Mlliyet Milliyet Blog Milliyet Blog
 
Facebook Connect
Blog Kategorileri
 
 

Erdoğan Özgenç DOST MECLİSİ

http://blog.milliyet.com.tr/erdoganozgenc

22 Mayıs '14

 
Kategori
Siyaset
 

Yaşam odaları (Dünyanın 17 büyük ekonomisinde yaşam odaları yok, niye ise?)

YAŞAM ODALARI…

Konuştukça batıyorlar, Soma madenlerinin sahibinden tutun, Başbakana Cumhurbaşkanına kadar. Dün akşam da gittiğim yerde izledim ağlayan adamın (Bülent Arınç) konuşmalarını, öyle güzel öyle acılı senaryolar yazdı ki beyefendi “Cannes” da büyük ödül alacak kadar…

Diyor ki mesela; “yaşam odalarına gerek olacak mı olmayacak mı diye tartıştık arkadaşlara yeni maden kanunu hazırlanırken kesinlik kazanacak…”
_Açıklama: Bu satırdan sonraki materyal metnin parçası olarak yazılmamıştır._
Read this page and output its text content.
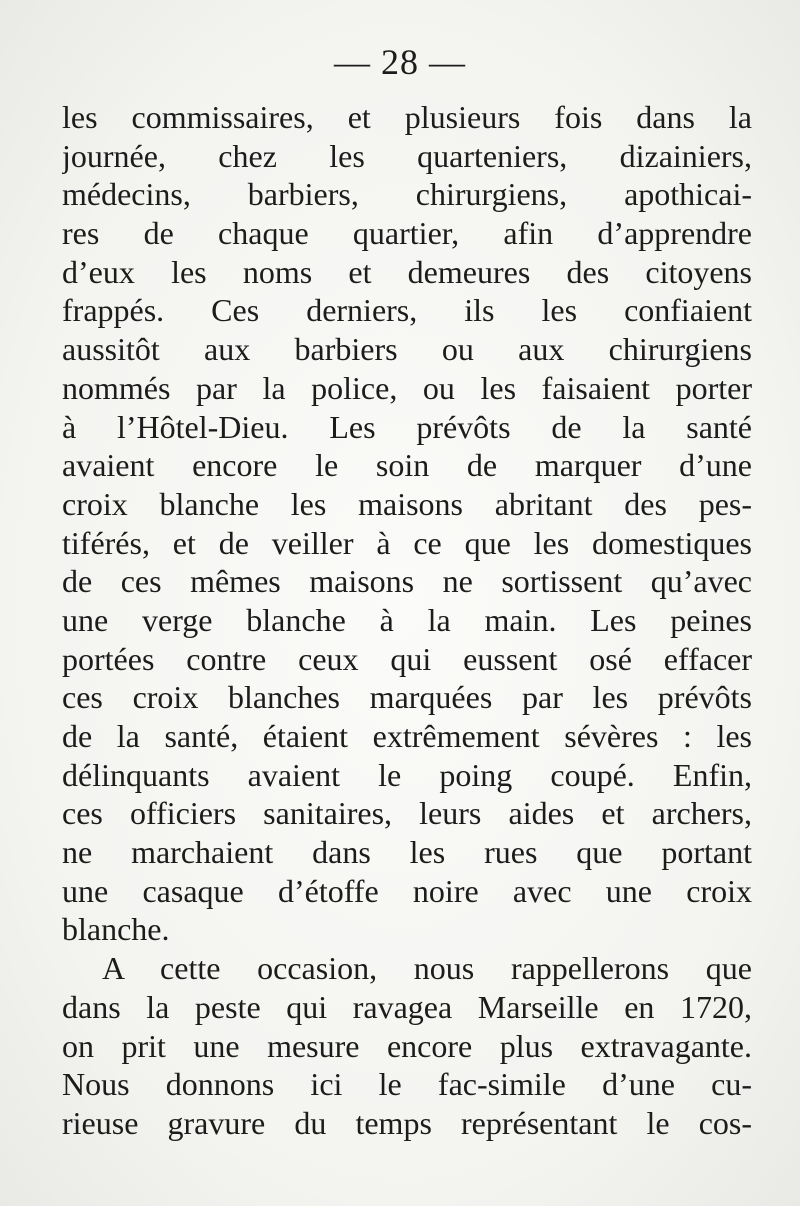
— 28 —
les commissaires, et plusieurs fois dans la
journée, chez les quarteniers, dizainiers,
médecins, barbiers, chirurgiens, apothicai-
res de chaque quartier, afin d’apprendre
d’eux les noms et demeures des citoyens
frappés. Ces derniers, ils les confiaient
aussitôt aux barbiers ou aux chirurgiens
nommés par la police, ou les faisaient porter
à l’Hôtel-Dieu. Les prévôts de la santé
avaient encore le soin de marquer d’une
croix blanche les maisons abritant des pes-
tiférés, et de veiller à ce que les domestiques
de ces mêmes maisons ne sortissent qu’avec
une verge blanche à la main. Les peines
portées contre ceux qui eussent osé effacer
ces croix blanches marquées par les prévôts
de la santé, étaient extrêmement sévères : les
délinquants avaient le poing coupé. Enfin,
ces officiers sanitaires, leurs aides et archers,
ne marchaient dans les rues que portant
une casaque d’étoffe noire avec une croix
blanche.
A cette occasion, nous rappellerons que
dans la peste qui ravagea Marseille en 1720,
on prit une mesure encore plus extravagante.
Nous donnons ici le fac-simile d’une cu-
rieuse gravure du temps représentant le cos-
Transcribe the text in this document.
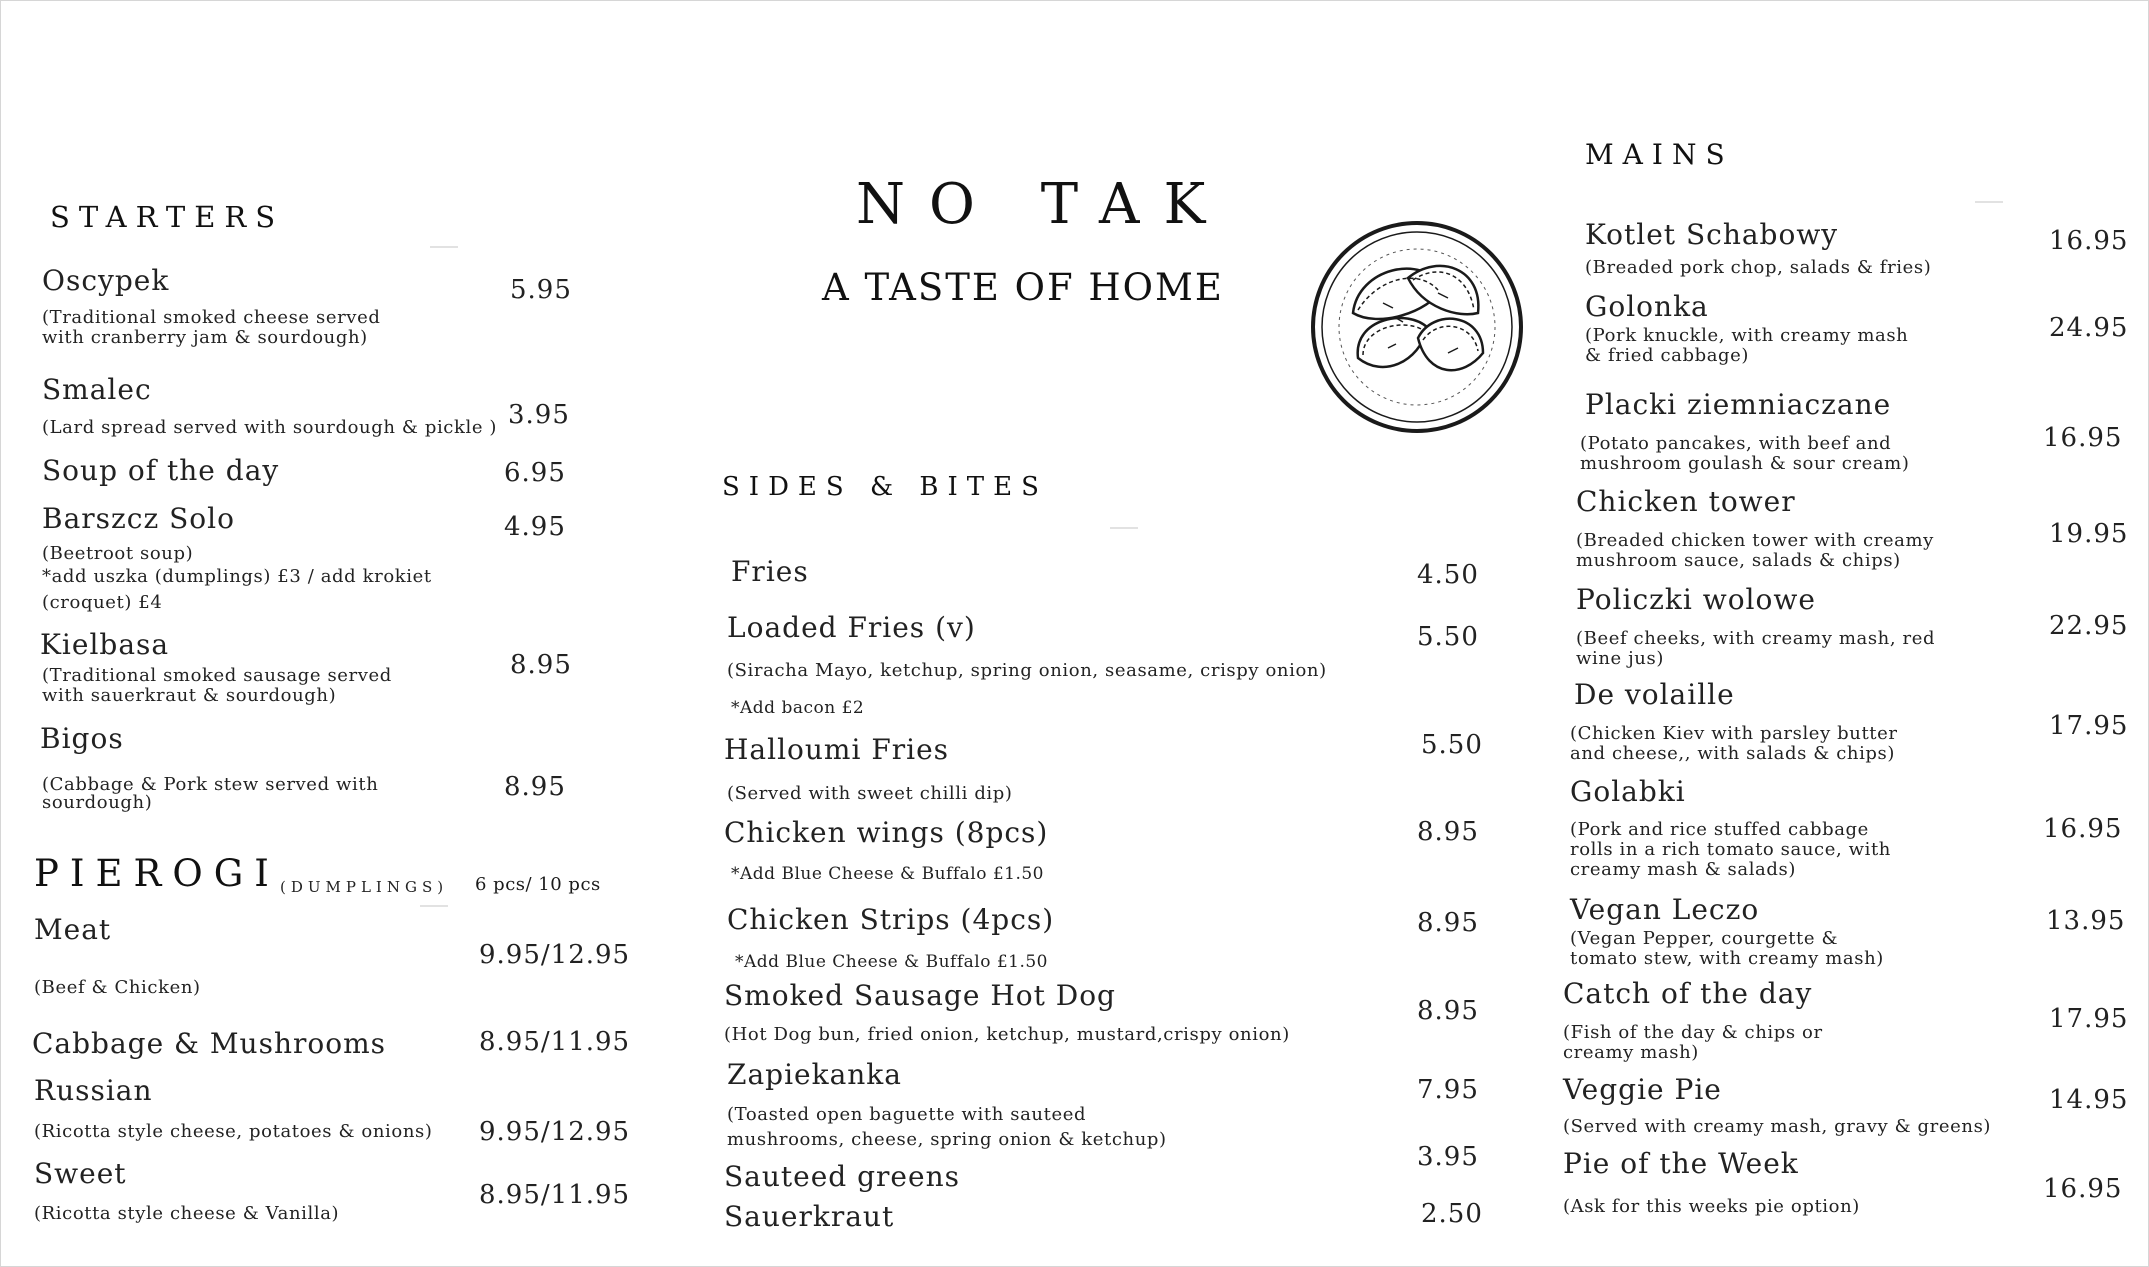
NO TAK
A TASTE OF HOME
STARTERS
Oscypek	5.95
(Traditional smoked cheese served
with cranberry jam & sourdough)
Smalec
3.95
(Lard spread served with sourdough & pickle )
Soup of the day	6.95
Barszcz Solo	4.95
(Beetroot soup)
*add uszka (dumplings) £3 / add krokiet
(croquet) £4
Kielbasa
8.95
(Traditional smoked sausage served
with sauerkraut & sourdough)
Bigos
8.95
(Cabbage & Pork stew served with
sourdough)
PIEROGI (DUMPLINGS) 6 pcs/ 10 pcs
Meat
9.95/12.95
(Beef & Chicken)
Cabbage & Mushrooms	8.95/11.95
Russian
9.95/12.95
(Ricotta style cheese, potatoes & onions)
Sweet
8.95/11.95
(Ricotta style cheese & Vanilla)
SIDES & BITES
Fries	4.50
Loaded Fries (v)	5.50
(Siracha Mayo, ketchup, spring onion, seasame, crispy onion)
*Add bacon £2
Halloumi Fries	5.50
(Served with sweet chilli dip)
Chicken wings (8pcs)	8.95
*Add Blue Cheese & Buffalo £1.50
Chicken Strips (4pcs)	8.95
*Add Blue Cheese & Buffalo £1.50
Smoked Sausage Hot Dog	8.95
(Hot Dog bun, fried onion, ketchup, mustard,crispy onion)
Zapiekanka	7.95
(Toasted open baguette with sauteed
mushrooms, cheese, spring onion & ketchup)
Sauteed greens
3.95
Sauerkraut	2.50
MAINS
Kotlet Schabowy	16.95
(Breaded pork chop, salads & fries)
Golonka
24.95
(Pork knuckle, with creamy mash
& fried cabbage)
Placki ziemniaczane
16.95
(Potato pancakes, with beef and
mushroom goulash & sour cream)
Chicken tower
19.95
(Breaded chicken tower with creamy
mushroom sauce, salads & chips)
Policzki wolowe
22.95
(Beef cheeks, with creamy mash, red
wine jus)
De volaille
17.95
(Chicken Kiev with parsley butter
and cheese,, with salads & chips)
Golabki
16.95
(Pork and rice stuffed cabbage
rolls in a rich tomato sauce, with
creamy mash & salads)
Vegan Leczo	13.95
(Vegan Pepper, courgette &
tomato stew, with creamy mash)
Catch of the day
17.95
(Fish of the day & chips or
creamy mash)
Veggie Pie	14.95
(Served with creamy mash, gravy & greens)
Pie of the Week
16.95
(Ask for this weeks pie option)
Zaten aynı lafı; madenin sahibi de yapmıştı. Bir farkla ağlayan adam gibi “kanun” çıkaracağız diyemedi sadece…

***

Oysa ağlayan adam farkında değil ya da işine gelmiyor. O beyefendi “yaşam odaları” için yüz bin dolarına kıyamadığı için onca insan açıkça “telef” oldu. Ama o kameraların karşısına geçtiğinde ilk söylediği söz ne oldu? Kaç gündür uykusuz kalmış; üç gün…

“Yaşam odaları” deyince bizim aklımıza madencileri hayata bağlayan donanımlı dört duvar geliyor ama onlara göre bilmem kaç metre uzunluğunda yat kotralar,  hatta patronun 6 milyona sattığını söylediği lüks daireler rezidanslar akla geliyordur…

Eh aklına buraları gelenlerin de kusura bakmayın ama aklına toprak altında sonsuzluk uykusuna yatan üç beş kuruşa çalıştırdıkları kara yüzlü işçileri gelecek değil…

***

Ve dün bir mahkeme patronun tutuklanma talebini reddetmiş, şaşırmadım ama ben asıl neyi merak ediyorum biliyor musunuz?

Beyefendiler (!) babasının gömüldüğü gün doğan küçücük bebeğin çığlıklarını duyduğunda da ya yüzünü gördüğünde dışarıda nasıl kalacak, rahat rahat nasıl dolaşacak acaba?

Vicdanı hiç sızlamayacak mı?

Yatıyorum kalkıyorum diyorum ki bunların hiç birinin zerre kadar suçu olmadığına göre bu katliamı farkında olmadan (?) ben mi yaptım acaba?

Eğer, ben yaptıysam ne olur biri benim içinde bir çukur kazsın, bu veballe ben yaşayamam…

***

Yeni Türkiye, dünyanın bilmem kaçıncı büyük ekonomisi, demokratikleşme paketleri, barış süreci, yeni sivil anayasa tantanalarının ortaya koyduğu çelişkiye bir bakar mısınız?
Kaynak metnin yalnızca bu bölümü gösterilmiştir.